毎日通っているホテル、延泊してるけどいったいいくらになるんだろう?食事は切り詰めてハンバーガーを買った。
ほとほと疲れ果てて、部屋に帰る元気も無く、ホテルのロビーに無気力に座ってホテルを出入りする人を見ていた。
大きなスーツケースを持って楽しそうに会話をしている欧米人。ビジネスマンらしく足早にロビーを通過する人。これから遊びに行こうと話し合っている中国人。
それにくらべ自分はどうだろう。300万円をはらったところで帰れる保証は無い。しかし300万円を払わなければすぐには日本へは帰れない。

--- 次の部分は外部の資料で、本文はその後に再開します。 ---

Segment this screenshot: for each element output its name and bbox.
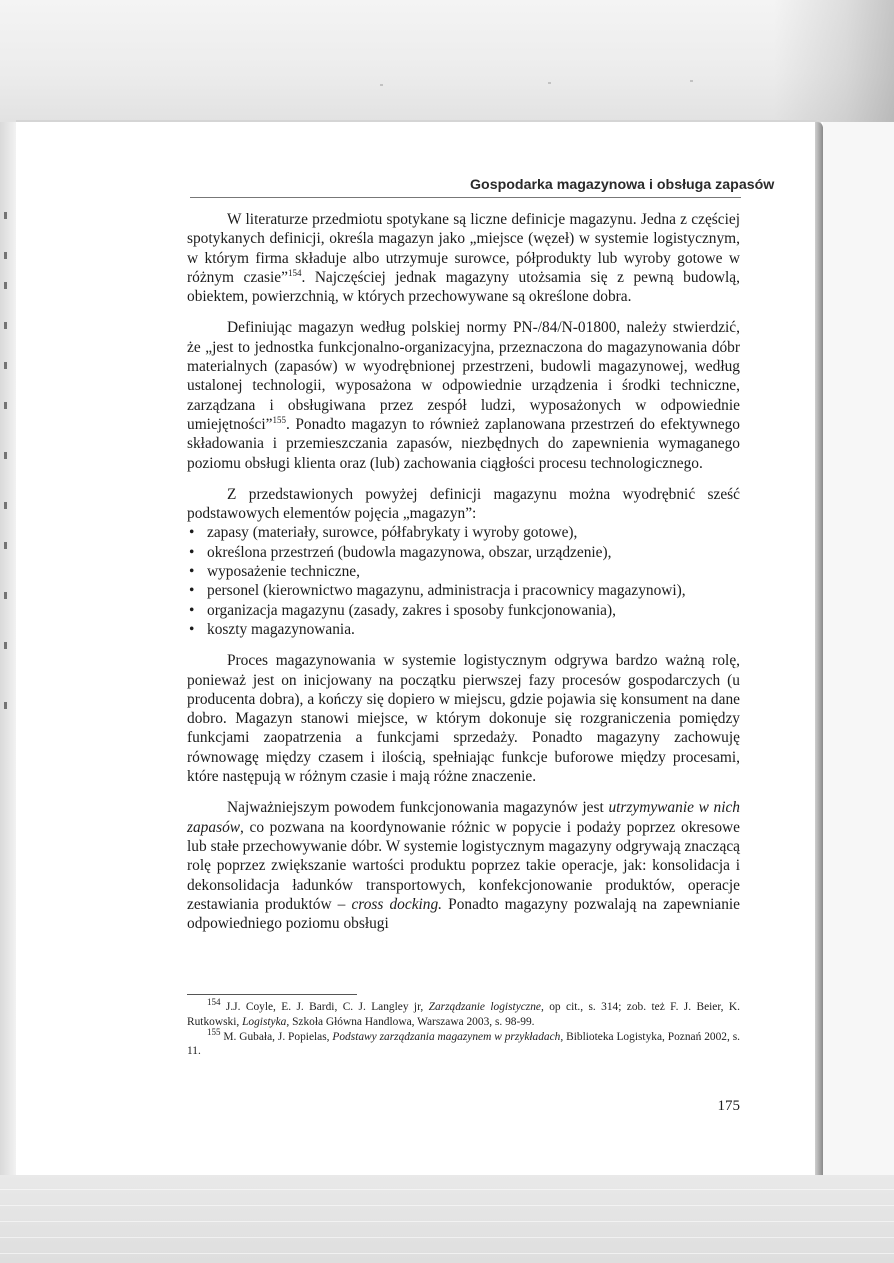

ひろし一人残して帰るわけには行かない・・・自分の無力さにほとほと疲れた。
ロビーのソファーにもたれ無気力に通り過ぎる人を見ていると見た事のある日本人が入ってきました。
なにやら楽しそうに電話の向こうと話しています。そもそもあいつを詐欺のグルだと思ったばかりに始まった事。あいつの話を信用すればよかった。
そう思うと自分が情けなくなってきた。今の自分を見られるのも恥ずかしい。「結局出来なかったじゃないですか?」といわれるのもしゃくだ。
ただ、自分が誤解して相手に悪い言葉を投げかけた事だけは謝罪しよう。